Do not add AddLink(), use option to AddEvent() instead #3337

jmacd · 2023-03-23T15:03:01Z

Recently there has been a lot of debate over how to support adding links after spans start.

I have written up my case against adding AddLink() an in favor of extending the AddEvent() API.

The core of my argument is that the proposal to create AddLink() is based on a missing data model, and that when we fill in the data model we'll see that for every link created at start there is implicitly a link in the reverse direction created in the other span. One span's link is another span's link too, and when the other span receives a new link we ought to call it an event. I am trying to avoid a situation where the user has to add a link to both sides of a span reference.

Part of #1929.
Part of #454.
Part of #3240.

AddLink() is a mistake

Problem statement

AddLink() is a conceptual Span API meant to allow the addition of a Link to a Span after it starts. The AddLink() API was removed from OpenTelemetry Tracing early in its history because the interaction between user-level AddLink() and the SDK-level Sampler API was poorly understood.

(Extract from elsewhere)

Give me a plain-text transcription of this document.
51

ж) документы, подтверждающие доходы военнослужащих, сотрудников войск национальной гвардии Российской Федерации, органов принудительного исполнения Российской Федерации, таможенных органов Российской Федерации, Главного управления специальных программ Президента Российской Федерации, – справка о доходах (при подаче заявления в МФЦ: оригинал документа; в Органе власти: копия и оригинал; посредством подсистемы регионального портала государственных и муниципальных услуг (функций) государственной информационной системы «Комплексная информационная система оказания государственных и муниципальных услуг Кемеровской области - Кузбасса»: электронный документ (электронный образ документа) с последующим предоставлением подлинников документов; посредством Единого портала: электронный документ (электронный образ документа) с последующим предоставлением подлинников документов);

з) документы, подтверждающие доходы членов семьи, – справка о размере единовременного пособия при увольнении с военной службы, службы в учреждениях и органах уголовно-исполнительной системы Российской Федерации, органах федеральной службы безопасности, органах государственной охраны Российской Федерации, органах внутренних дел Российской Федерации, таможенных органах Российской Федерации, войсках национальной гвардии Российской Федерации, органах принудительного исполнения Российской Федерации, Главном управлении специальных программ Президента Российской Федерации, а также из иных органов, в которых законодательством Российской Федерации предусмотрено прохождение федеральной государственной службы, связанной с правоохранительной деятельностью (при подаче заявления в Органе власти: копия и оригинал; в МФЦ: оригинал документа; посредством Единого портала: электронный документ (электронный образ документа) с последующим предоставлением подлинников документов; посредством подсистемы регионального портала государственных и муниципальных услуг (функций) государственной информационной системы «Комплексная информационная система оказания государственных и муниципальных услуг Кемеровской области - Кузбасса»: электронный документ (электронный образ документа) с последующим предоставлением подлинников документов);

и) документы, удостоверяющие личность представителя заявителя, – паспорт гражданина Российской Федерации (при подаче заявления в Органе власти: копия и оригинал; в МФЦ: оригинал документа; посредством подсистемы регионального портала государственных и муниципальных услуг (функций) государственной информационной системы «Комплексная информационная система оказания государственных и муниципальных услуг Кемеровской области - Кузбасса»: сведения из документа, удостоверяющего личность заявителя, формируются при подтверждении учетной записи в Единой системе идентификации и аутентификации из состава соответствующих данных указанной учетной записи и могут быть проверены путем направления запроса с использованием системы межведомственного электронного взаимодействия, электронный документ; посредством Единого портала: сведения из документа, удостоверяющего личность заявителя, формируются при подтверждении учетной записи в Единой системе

Although OpenTelemetry has not written down its data model for Links, we all agree Span Links are special to OpenTelmetry because they form edges in a trace graph. It is important that Links appear as a separate kind of data in our Span data model because edges are a first-class part of tracing data.

Span Events are ill-defined in OpenTelemetry tracing. OpenTelemetry has not defined a data model for Tracing that explains what a Span Event is, instead it has defined an API that stands in as a logging API.

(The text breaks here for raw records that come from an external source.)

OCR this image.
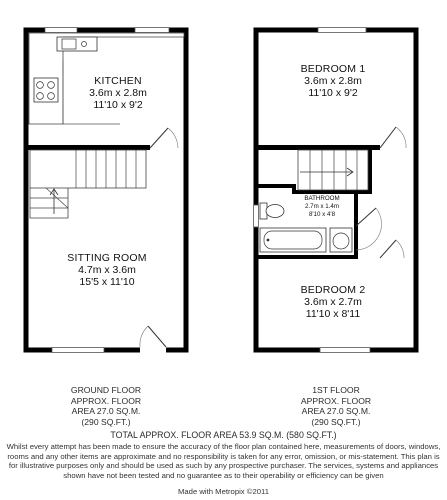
KITCHEN
3.6m x 2.8m
11'10 x 9'2
SITTING ROOM
4.7m x 3.6m
15'5 x 11'10
BATHROOM
2.7m x 1.4m
8'10 x 4'8
BEDROOM 1
3.6m x 2.8m
11'10 x 9'2
BEDROOM 2
3.6m x 2.7m
11'10 x 8'11
GROUND FLOOR
APPROX. FLOOR
AREA 27.0 SQ.M.
(290 SQ.FT.)
1ST FLOOR
APPROX. FLOOR
AREA 27.0 SQ.M.
(290 SQ.FT.)
TOTAL APPROX. FLOOR AREA 53.9 SQ.M. (580 SQ.FT.)
Whilst every attempt has been made to ensure the accuracy of the floor plan contained here, measurements of doors, windows, rooms and any other items are approximate and no responsibility is taken for any error, omission, or mis-statement. This plan is for illustrative purposes only and should be used as such by any prospective purchaser. The services, systems and appliances shown have not been tested and no guarantee as to their operability or efficiency can be given
Made with Metropix ©2011
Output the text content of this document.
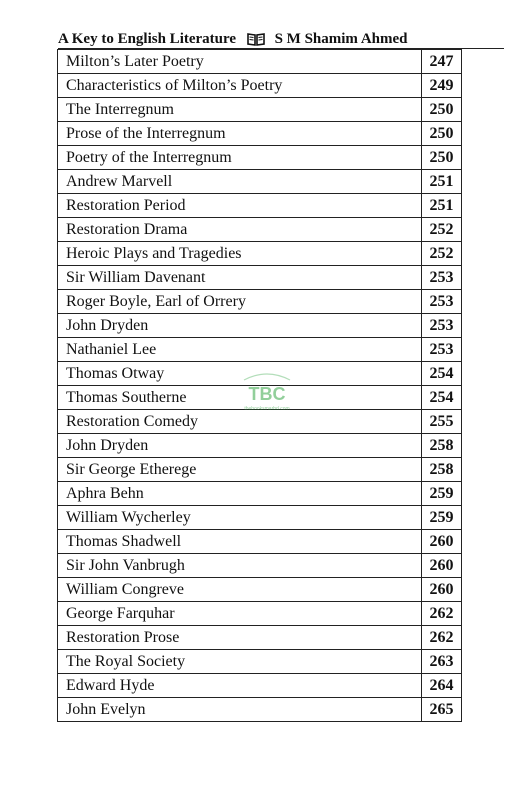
A Key to English Literature	S M Shamim Ahmed
Milton’s Later Poetry	247
Characteristics of Milton’s Poetry	249
The Interregnum	250
Prose of the Interregnum	250
Poetry of the Interregnum	250
Andrew Marvell	251
Restoration Period	251
Restoration Drama	252
Heroic Plays and Tragedies	252
Sir William Davenant	253
Roger Boyle, Earl of Orrery	253
John Dryden	253
Nathaniel Lee	253
Thomas Otway	254
Thomas Southerne	254
Restoration Comedy	255
John Dryden	258
Sir George Etherege	258
Aphra Behn	259
William Wycherley	259
Thomas Shadwell	260
Sir John Vanbrugh	260
William Congreve	260
George Farquhar	262
Restoration Prose	262
The Royal Society	263
Edward Hyde	264
John Evelyn	265
TBC
thebooksmarbd.com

To Summarize this problem, we have not defined a data model for Span Events and we have not defined an API model for Span Links. To solve the API problem, we need to define a data model for Spans.

Proposed data model statements

The following definitions, added to a new data model document, will help us address this problem. These would be retroactive definitions, but there should be no conflicts with existing understanding.

Span Link: Data Model

A Span Link is a reference between two Spans that defines an edge in the trace graph. There are two Spans associated with every link, one called the Referer and one called the Referent. There is an implied or explicit event whenever a Span Link is formed.

In the existing specification, Spans Links are implicitly Referer links and they can only be created when the Span starts (i.e., the Start event creates the link). Note that when a Span Link is presented to the Tracer when the Span starts, that information can be used to make the sampling decision.

In the existing specification, Referent links are implicit features. We know there is a Referent Span for every Referer Span Link, but the only way to record a Referent Span Link is to sample the Referer Span. In other words, to capture the referent link you must sample the referer Span. This explains why we had to remove AddLink() in the early specification, because the Sampler has no mechanism to record referent spans links otherwise.

In proposed data model specification for tracing, Links will have new fields added to support AddLink() functionality. Necessary Sampler API changes are described below.

  message Link {
    // The existing fields

    bytes trace_id = 1;
    bytes span_id = 2;
    string trace_state = 3;
    repeated opentelemetry.proto.common.v1.KeyValue attributes = 4;
    uint32 dropped_attributes_count = 5;
	
	// New fields to represent links added after span start.  When these
	// are set to default values, the span link was created with the span.

	string link_event_name = 6;  // To add an event after span start, it must have a name.
	fixed64 time_unix_nano = 7;  // To add an event after span start, it must have a time.
	LinkKind link_kind = 8;      // New field to distinguish which kind of link event.
  }
  
  enum LinkKind {
	  LINK_KIND_REFERER = 0,  // The original span link was a referer link
	  LINK_KIND_REFERENT = 1, // Referent links are always added after span start
  }

Note that whatever APIs are used to create Referer Span Links (see below), the system can be configured to also create Referent Span Links.

For example, if the referent span is alive at the time a link is created, the SDK could be configured to record a referent Link; otherwise, this implicit Referent link can can be established downstream, at the consumer. When a span link is created to a span after the referent span has ended, only the downstream consumer is capable of adding in the Referent link.

Span Event: Data Model

The existing Span Event concept is not well defined in the data model. Here is a proposed definition for the Event that appears in the Span data model.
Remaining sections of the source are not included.